How many people know both Hannah and your male side and are the interactions with them similar or different depending on how you present?
Also, I’m sure there are many people who only know you as Hannah. Have you ever met or seen any of your Hannah-only friends while presenting in male mode? And if so, do you have to remind yourself not to say anything or let on that Hannah knows them fearing you might out yourself by accident?
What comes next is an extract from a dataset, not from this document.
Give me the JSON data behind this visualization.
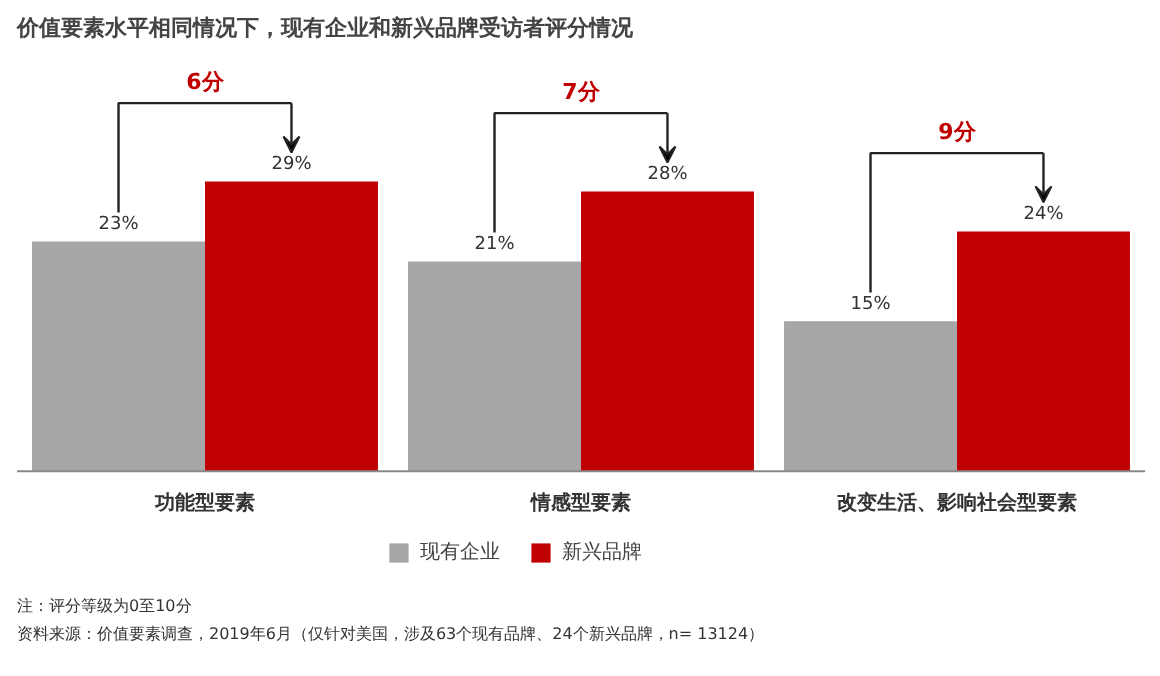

There are only a handful of people in my male life that know about Hannah. The people in my male life who know about her I only interact with them as a male. Well, except for my wife, of course. I had come out to different people over the years with the hope of them getting to know Hannah as well but that hasn’t happened and I doubt it will. I thought that it would be fun instead of me going out to dinner with my sisters in male mode that Hannah would come out but I don’t really see that happening. My sisters and the people I’ve come out to are wonderful people that are supportive of transgender people but for various reasons I haven’t gotten to the point where Hannah and my male side can both be a part of my family.
I don’t want to overthink why this hasn’t happened but some of the reasons come from when I came out to my sisters and my mom was when I identified as a crossdresser as opposed to being transgender. I think being a crossdresser and being transgender are different from each other and for my sisters (and my mom) they perhaps think that I just like to dress up and wear makeup as opposed to being transgender and how much of a part of me it really is. It is literally my other half.
Of course, I could talk about this with them again but I am trying to figure out if I really want to, or need to. I have a wonderful, fulfilling life as both genders and I am wondering if it would needlessly complicate things. The interactions with those who know about me aren’t really different but they were a little awkward right after I told them about myself.
I have never seen any of Hannah’s friends in public while in male mode and even if I did, I of course wouldn’t say anything to out myself. Speaking for myself, I think most t-girls enjoy our lives as dual genders and that none of us have any interest in meeting the male sides of our t-girl friends.